A peaceful end to these wars is desperately needed.

That very much echos the call we put forth at the beginning of our framing paper, when we asert that hyper-polarization threatens to derail our collective pursuit of the democratic ideal and to lead us toward any of seveal dystopian futures: paralyzing political dysfunction, further domination and oppression, authoritarianism, large-scale civil unrest or even war. Luttig goes on to say that

Though disinclined for the moment, as a political matter of fact only the party that instigated this war over our democracy can bring an end to that war." That is a suprising thing for a Republican to say, given that he is talking about the January 6 war, which he said was instigated and prosecuted by the former president, his political party allies and supporters.

That actually is father than I (Heidi) would go: I think the Democrats have a role here too, perhaps not in making peace regarding the January 6 war (though that is debatable too--see an important blog post by David Brooks on that matter).  I would say the Democrats have a role in making peace about Luttig's larger war—the culture and political war that has been raging for many years.

After explaining how egregious the former President's and his allies actions have been and still are, Luttig goes on to say:

for the rest of us Americans, the time has come for us to decide whether we allow this war over our democracy to be prosecuted to its catastrophic end or whether we ourselves demand the immediate suspension of this war and insist on peace instead. ...

No American ought to turn away from January 6, 2021, until all of America comes to grips with what befell our country that day, and we decide what we want for our democracy from this day, forward.

Further down he says

As a consequence, America finds itself in desperate need of either a reawakening and quickening to the vision, truths, values, principles, beliefs, hopes, and dreams upon which the country was founded and that have made America the greatest nation in the world -- a revival of America and the American spirit.
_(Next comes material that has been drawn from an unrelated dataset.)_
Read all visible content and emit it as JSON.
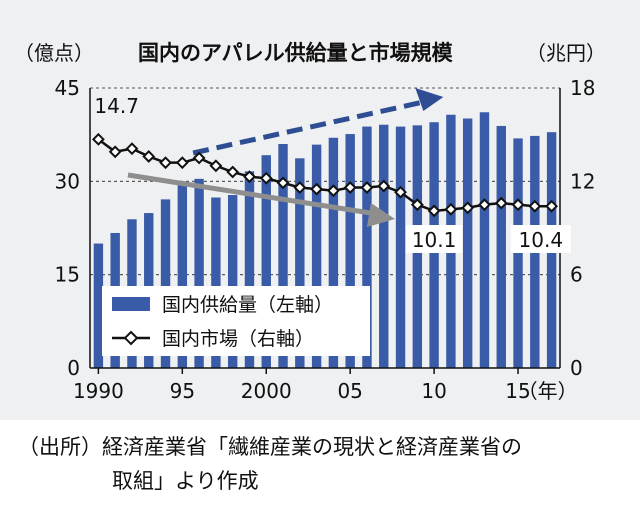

Or, if it is to be, we are in need of a revival around a new vision, new truths, new values, new principles, new beliefs, new hopes and dreams that hopefully could once again bind our divided nation together into the more perfect union that “We the People” originally ordained and established it to be.
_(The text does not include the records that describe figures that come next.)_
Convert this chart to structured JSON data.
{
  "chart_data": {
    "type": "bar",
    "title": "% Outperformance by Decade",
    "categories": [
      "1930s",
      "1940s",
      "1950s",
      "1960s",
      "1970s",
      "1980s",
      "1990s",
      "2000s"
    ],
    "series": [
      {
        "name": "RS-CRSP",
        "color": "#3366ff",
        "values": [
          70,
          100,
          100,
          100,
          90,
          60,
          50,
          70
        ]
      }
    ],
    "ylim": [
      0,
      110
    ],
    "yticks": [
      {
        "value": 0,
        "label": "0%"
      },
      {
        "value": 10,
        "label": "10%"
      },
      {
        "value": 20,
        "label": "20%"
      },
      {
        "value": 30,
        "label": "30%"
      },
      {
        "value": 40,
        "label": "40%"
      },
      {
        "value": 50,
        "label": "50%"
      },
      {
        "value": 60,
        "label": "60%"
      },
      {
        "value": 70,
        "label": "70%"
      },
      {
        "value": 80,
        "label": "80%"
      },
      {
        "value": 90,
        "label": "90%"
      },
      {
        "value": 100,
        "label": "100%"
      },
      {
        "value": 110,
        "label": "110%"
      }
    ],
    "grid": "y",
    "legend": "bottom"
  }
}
This sounds very much like our call to develop a "widely shared vision for building a democracy in which we would all like to live." (Feature article, p. 357-358)
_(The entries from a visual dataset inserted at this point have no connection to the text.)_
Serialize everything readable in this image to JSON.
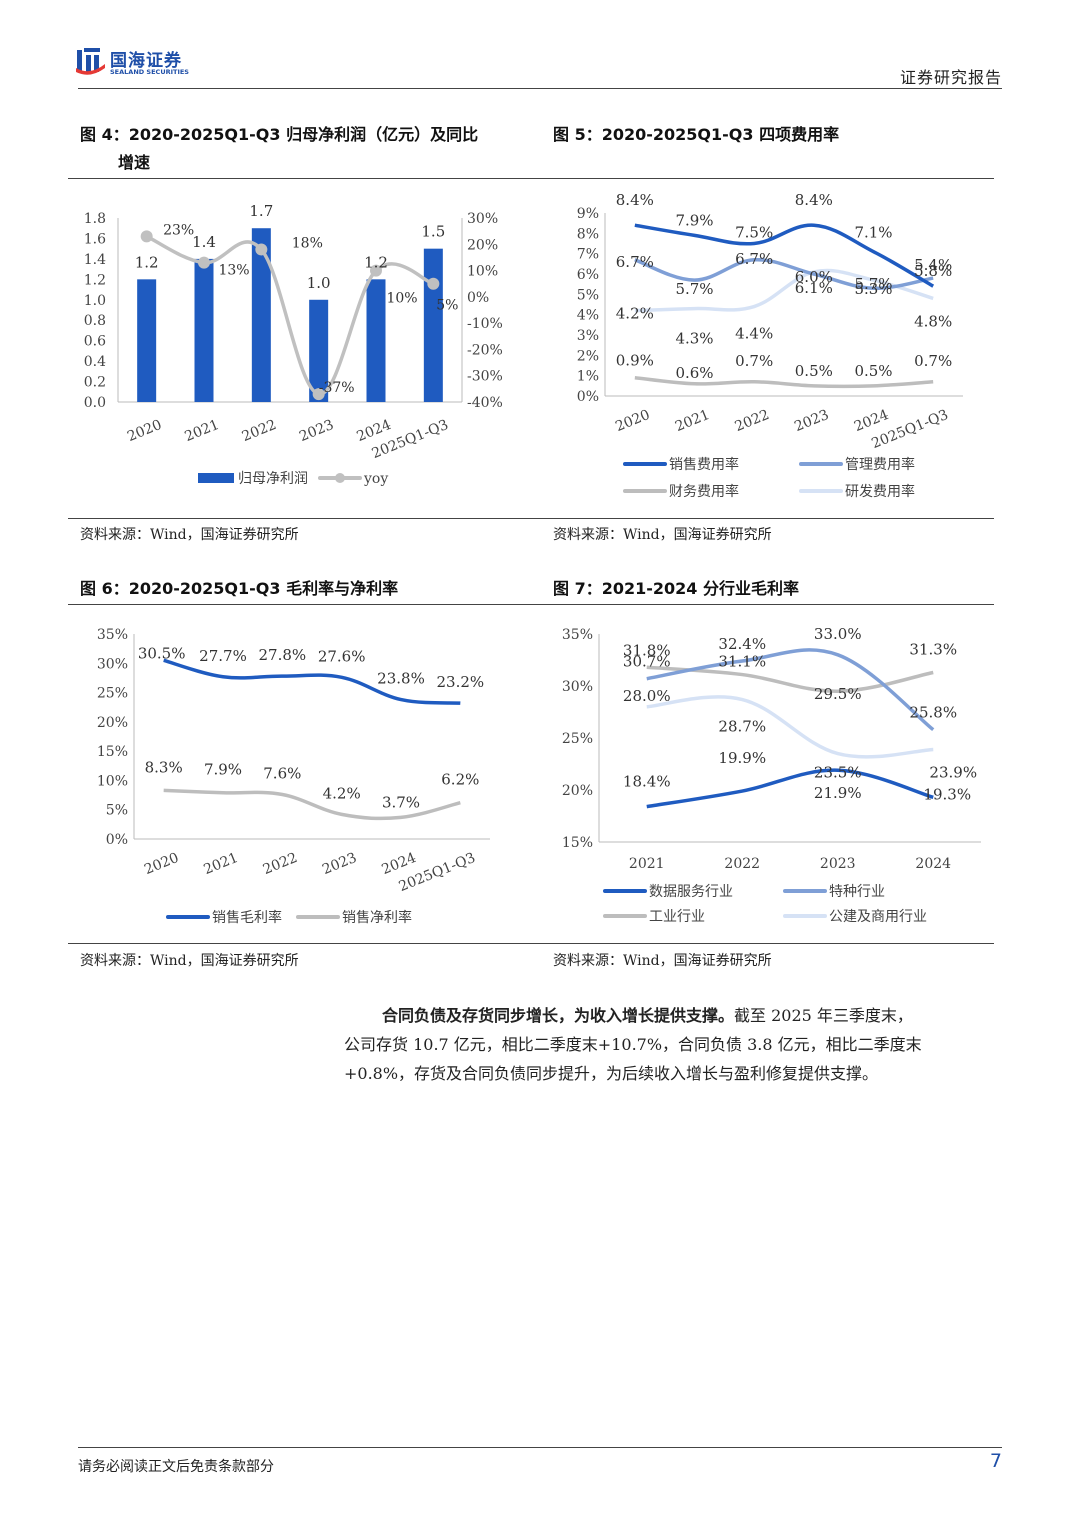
{
  "header": {
    "brand_name": "国海证券",
    "brand_en": "SEALAND SECURITIES",
    "doc_type": "证券研究报告"
  },
  "colors": {
    "dark_blue": "#1f5bc0",
    "mid_blue": "#7f9fd6",
    "gray": "#bdbdbd",
    "light_blue": "#d6e2f5",
    "brand_blue": "#1f4fa8"
  },
  "figures": [
    {
      "title_line1": "图 4：2020-2025Q1-Q3 归母净利润（亿元）及同比",
      "title_line2": "增速",
      "source": "资料来源：Wind，国海证券研究所"
    },
    {
      "title_line1": "图 5：2020-2025Q1-Q3 四项费用率",
      "title_line2": "",
      "source": "资料来源：Wind，国海证券研究所"
    },
    {
      "title_line1": "图 6：2020-2025Q1-Q3 毛利率与净利率",
      "title_line2": "",
      "source": "资料来源：Wind，国海证券研究所"
    },
    {
      "title_line1": "图 7：2021-2024 分行业毛利率",
      "title_line2": "",
      "source": "资料来源：Wind，国海证券研究所"
    }
  ],
  "chart_data": [
    {
      "type": "bar",
      "categories": [
        "2020",
        "2021",
        "2022",
        "2023",
        "2024",
        "2025Q1-Q3"
      ],
      "series": [
        {
          "name": "归母净利润",
          "values": [
            1.2,
            1.4,
            1.7,
            1.0,
            1.2,
            1.5
          ],
          "labels": [
            "1.2",
            "1.4",
            "1.7",
            "1.0",
            "1.2",
            "1.5"
          ],
          "color": "#1f5bc0"
        },
        {
          "name": "yoy",
          "kind": "line",
          "values": [
            23,
            13,
            18,
            -37,
            10,
            5
          ],
          "labels": [
            "23%",
            "13%",
            "18%",
            "-37%",
            "10%",
            "5%"
          ],
          "color": "#c0c0c0"
        }
      ],
      "y_ticks": [
        "1.8",
        "1.6",
        "1.4",
        "1.2",
        "1.0",
        "0.8",
        "0.6",
        "0.4",
        "0.2",
        "0.0"
      ],
      "y2_ticks": [
        "30%",
        "20%",
        "10%",
        "0%",
        "-10%",
        "-20%",
        "-30%",
        "-40%"
      ],
      "ylim": [
        0,
        1.8
      ],
      "y2lim": [
        -40,
        30
      ]
    },
    {
      "type": "line",
      "categories": [
        "2020",
        "2021",
        "2022",
        "2023",
        "2024",
        "2025Q1-Q3"
      ],
      "series": [
        {
          "name": "销售费用率",
          "values": [
            8.4,
            7.9,
            7.5,
            8.4,
            7.1,
            5.4
          ],
          "labels": [
            "8.4%",
            "7.9%",
            "7.5%",
            "8.4%",
            "7.1%",
            "5.4%"
          ],
          "color": "#1f5bc0"
        },
        {
          "name": "管理费用率",
          "values": [
            6.7,
            5.7,
            6.7,
            6.0,
            5.3,
            5.8
          ],
          "labels": [
            "6.7%",
            "5.7%",
            "6.7%",
            "6.0%",
            "5.3%",
            "5.8%"
          ],
          "color": "#7f9fd6"
        },
        {
          "name": "财务费用率",
          "values": [
            0.9,
            0.6,
            0.7,
            0.5,
            0.5,
            0.7
          ],
          "labels": [
            "0.9%",
            "0.6%",
            "0.7%",
            "0.5%",
            "0.5%",
            "0.7%"
          ],
          "color": "#bdbdbd"
        },
        {
          "name": "研发费用率",
          "values": [
            4.2,
            4.3,
            4.4,
            6.1,
            5.7,
            4.8
          ],
          "labels": [
            "4.2%",
            "4.3%",
            "4.4%",
            "6.1%",
            "5.7%",
            "4.8%"
          ],
          "color": "#d6e2f5"
        }
      ],
      "y_ticks": [
        "9%",
        "8%",
        "7%",
        "6%",
        "5%",
        "4%",
        "3%",
        "2%",
        "1%",
        "0%"
      ],
      "ylim": [
        0,
        9
      ]
    },
    {
      "type": "line",
      "categories": [
        "2020",
        "2021",
        "2022",
        "2023",
        "2024",
        "2025Q1-Q3"
      ],
      "series": [
        {
          "name": "销售毛利率",
          "values": [
            30.5,
            27.7,
            27.8,
            27.6,
            23.8,
            23.2
          ],
          "labels": [
            "30.5%",
            "27.7%",
            "27.8%",
            "27.6%",
            "23.8%",
            "23.2%"
          ],
          "color": "#1f5bc0"
        },
        {
          "name": "销售净利率",
          "values": [
            8.3,
            7.9,
            7.6,
            4.2,
            3.7,
            6.2
          ],
          "labels": [
            "8.3%",
            "7.9%",
            "7.6%",
            "4.2%",
            "3.7%",
            "6.2%"
          ],
          "color": "#bdbdbd"
        }
      ],
      "y_ticks": [
        "35%",
        "30%",
        "25%",
        "20%",
        "15%",
        "10%",
        "5%",
        "0%"
      ],
      "ylim": [
        0,
        35
      ]
    },
    {
      "type": "line",
      "categories": [
        "2021",
        "2022",
        "2023",
        "2024"
      ],
      "series": [
        {
          "name": "数据服务行业",
          "values": [
            18.4,
            19.9,
            21.9,
            19.3
          ],
          "labels": [
            "18.4%",
            "19.9%",
            "21.9%",
            "19.3%"
          ],
          "color": "#1f5bc0"
        },
        {
          "name": "特种行业",
          "values": [
            30.7,
            32.4,
            33.0,
            25.8
          ],
          "labels": [
            "30.7%",
            "32.4%",
            "33.0%",
            "25.8%"
          ],
          "color": "#7f9fd6"
        },
        {
          "name": "工业行业",
          "values": [
            31.8,
            31.1,
            29.5,
            31.3
          ],
          "labels": [
            "31.8%",
            "31.1%",
            "29.5%",
            "31.3%"
          ],
          "color": "#bdbdbd"
        },
        {
          "name": "公建及商用行业",
          "values": [
            28.0,
            28.7,
            23.5,
            23.9
          ],
          "labels": [
            "28.0%",
            "28.7%",
            "23.5%",
            "23.9%"
          ],
          "color": "#d6e2f5"
        }
      ],
      "y_ticks": [
        "35%",
        "30%",
        "25%",
        "20%",
        "15%"
      ],
      "ylim": [
        15,
        35
      ]
    }
  ],
  "body": {
    "bold_lead": "合同负债及存货同步增长，为收入增长提供支撑。",
    "text_line1": "截至 2025 年三季度末，",
    "text_line2": "公司存货 10.7 亿元，相比二季度末+10.7%，合同负债 3.8 亿元，相比二季度末",
    "text_line3": "+0.8%，存货及合同负债同步提升，为后续收入增长与盈利修复提供支撑。"
  },
  "footer": {
    "disclaimer": "请务必阅读正文后免责条款部分",
    "page_number": "7"
  }
}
Luttig goes on to observe that rather than doing that, almost all politicians now are putting party before country.

They have purposely led us down the road not in the direction toward the bridging of our differences, but in the direction away from the bridging of those differences. They have proven themselves incapable of leading us. But still, all it would take to turn America around is a consensus among some number of these political leaders who possess the combined necessary moral authority and who would agree to be bound together by patriotic covenant, to stand up, step forward, and acknowledge to the American People that America is in peril. ... All of these leaders then need to summon first the moral courage and then the political courage, the strength, and the patriotic will to extend their hands, and ask of the others -- and of all Americans -- “Can we talk? America needs us.”

He ends his statement by saying:

We need to get back to work, and quickly. We need to get back to the solemn business of preserving, protecting, and defending the Constitution of the United States and the United States of America.

Yes, Chris, we don't have Luttig's insider's knowledge or credibility, but otherwise, yes, we could have written this! I hope he manages to persude enough of his party's leaders to develop such moral courage. And we constituents, I would add, should do all we can to convince our representatives to do so, and if they refuse, to vote them out of office and replace them with representatives who will.